If Infinispan is to be used as a data store, then it
would be useful for Debezium to be able to capture those changes
so other apps/services can consume the changes. First of all,
does this make sense? Secondly, if it does, then Debezium would
need an Infinispan connector, and it’s not clear to me how that
connector might capture the changes from Infinispan.
Debezium typically monitors the log of
transactions/changes that are committed to a database. Of
course how this works varies for each type of database. For
example, MySQL internally produces a transaction log that
contains information about every committed row change, and
MySQL ensures that every committed change is included and that
non-committed changes are excluded. The MySQL mechanism is
actually part of the replication mechanism, so slaves update
their internal state by reading the master’s log. The Debezium
MySQL connector [2] simply reads the same log.
Infinispan has several mechanisms that may be
useful:
- Interceptors - See [3]. This seems pretty
straightforward and IIUC provides access to all internal
operations. However, it’s not clear to me whether a single
interceptor will see all the changes in a cluster (perhaps
in local and replicated modes) or only those changes that
happen on that particular node (in distributed mode). It’s
also not clear whether this interceptor is called within
the context of the cache’s transaction, so if a failure
happens just at the wrong time whether a change might be
made to the cache but is not seen by the interceptor (or
vice versa).
- Cross-site replication - See [4][5]. A
potential advantage of this mechanism appears to be that
it is defined (more) globally, and it appears to function
if the remote backup comes back online after being offline
for a period of time.
- State transfer - is it possible to participate
as a non-active member of the cluster, and to effectively
read all state transfer activities that occur within the
cluster?
- Cache store - tie into the cache store
mechanism, perhaps by wrapping an existing cache store and
sitting between the cache and the cache store
- Monitor the cache store - don’t monitor
Infinispan at all, and instead monitor the store in which
Infinispan is storing entries. (This is probably the least
attractive, since some stores can’t be monitored, or
because the store is persisting an opaque binary value.)
Are there other mechanism that might be used?
There are a couple of important requirements for
change data capture to be able to work correctly:
- Upon initial connection, the CDC connector must
be able to obtain a snapshot of all existing data,
followed by seeing all changes to data that may have
occurred since the snapshot was started.

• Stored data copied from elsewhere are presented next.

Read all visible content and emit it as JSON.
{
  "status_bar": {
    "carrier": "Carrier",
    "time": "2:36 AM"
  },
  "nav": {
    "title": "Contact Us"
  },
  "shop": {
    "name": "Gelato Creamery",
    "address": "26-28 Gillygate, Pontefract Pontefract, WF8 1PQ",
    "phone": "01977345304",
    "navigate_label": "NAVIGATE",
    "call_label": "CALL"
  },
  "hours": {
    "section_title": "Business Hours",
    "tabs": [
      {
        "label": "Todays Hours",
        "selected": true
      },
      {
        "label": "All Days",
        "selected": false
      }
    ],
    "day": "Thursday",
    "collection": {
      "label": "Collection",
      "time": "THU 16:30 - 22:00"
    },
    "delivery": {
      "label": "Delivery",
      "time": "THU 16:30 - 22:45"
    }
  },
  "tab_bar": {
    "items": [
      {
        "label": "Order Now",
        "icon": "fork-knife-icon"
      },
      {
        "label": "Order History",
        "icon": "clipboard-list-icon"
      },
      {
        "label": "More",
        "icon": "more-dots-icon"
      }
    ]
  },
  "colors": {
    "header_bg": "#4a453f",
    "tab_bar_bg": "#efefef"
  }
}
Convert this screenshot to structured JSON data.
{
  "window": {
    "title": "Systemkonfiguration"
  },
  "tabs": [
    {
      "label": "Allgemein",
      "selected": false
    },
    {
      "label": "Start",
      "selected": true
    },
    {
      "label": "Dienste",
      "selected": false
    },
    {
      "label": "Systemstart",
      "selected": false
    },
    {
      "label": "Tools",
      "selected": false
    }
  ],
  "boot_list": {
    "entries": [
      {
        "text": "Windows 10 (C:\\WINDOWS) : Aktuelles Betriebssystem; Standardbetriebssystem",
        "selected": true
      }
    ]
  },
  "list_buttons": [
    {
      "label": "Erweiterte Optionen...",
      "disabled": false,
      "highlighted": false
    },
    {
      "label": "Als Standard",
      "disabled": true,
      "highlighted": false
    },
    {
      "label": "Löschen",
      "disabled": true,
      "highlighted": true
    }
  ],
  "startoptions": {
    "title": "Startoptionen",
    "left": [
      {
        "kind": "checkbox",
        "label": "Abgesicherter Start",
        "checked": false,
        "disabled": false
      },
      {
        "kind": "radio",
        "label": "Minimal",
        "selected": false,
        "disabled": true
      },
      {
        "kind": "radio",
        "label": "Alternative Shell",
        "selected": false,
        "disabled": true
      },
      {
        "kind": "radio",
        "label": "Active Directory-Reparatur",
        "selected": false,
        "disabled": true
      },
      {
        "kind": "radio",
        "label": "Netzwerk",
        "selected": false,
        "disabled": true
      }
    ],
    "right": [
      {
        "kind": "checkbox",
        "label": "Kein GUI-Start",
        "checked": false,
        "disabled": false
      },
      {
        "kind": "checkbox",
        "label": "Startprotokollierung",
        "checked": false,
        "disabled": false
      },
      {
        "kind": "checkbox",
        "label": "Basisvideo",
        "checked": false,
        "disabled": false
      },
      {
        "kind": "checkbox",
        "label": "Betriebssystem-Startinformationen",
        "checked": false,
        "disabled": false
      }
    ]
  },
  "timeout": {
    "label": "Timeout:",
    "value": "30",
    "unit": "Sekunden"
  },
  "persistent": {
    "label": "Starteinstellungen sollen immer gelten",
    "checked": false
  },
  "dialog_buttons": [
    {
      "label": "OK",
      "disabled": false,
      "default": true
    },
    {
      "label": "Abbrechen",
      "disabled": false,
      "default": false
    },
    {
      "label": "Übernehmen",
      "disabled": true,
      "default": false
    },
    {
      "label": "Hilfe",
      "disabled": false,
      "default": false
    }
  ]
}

If the connector
is stopped/fails, upon restart it needs to be able to
reconnect and either see all changes that occurred since
it last was capturing changes, or perform a snapshot.
(Performing a snapshot upon restart is very inefficient
and undesirable.) This works as follows: the CDC connector
only records the “offset” in the source’s sequence of
events; what this “offset” entails depends on the source.
Upon restart, the connector can use this offset
information to coordinate with the source where it wants
to start reading. (In MySQL and PostgreSQL, every event
includes the filename of the log and position in that
file. MongoDB includes in each event the monotonically
increasing timestamp of the transaction.
- No change can be missed, even when things go
wrong and components crash.
- When a new entry is added, the “after” state of
the entity will be included. When an entry is updated, the
“after” state will be included in the event; if possible,
the event should also include the “before” state. When an
entry is removed, the “before” state should be included in
the event.
Any thoughts or advice would be greatly
appreciated.
Best regards,
Randall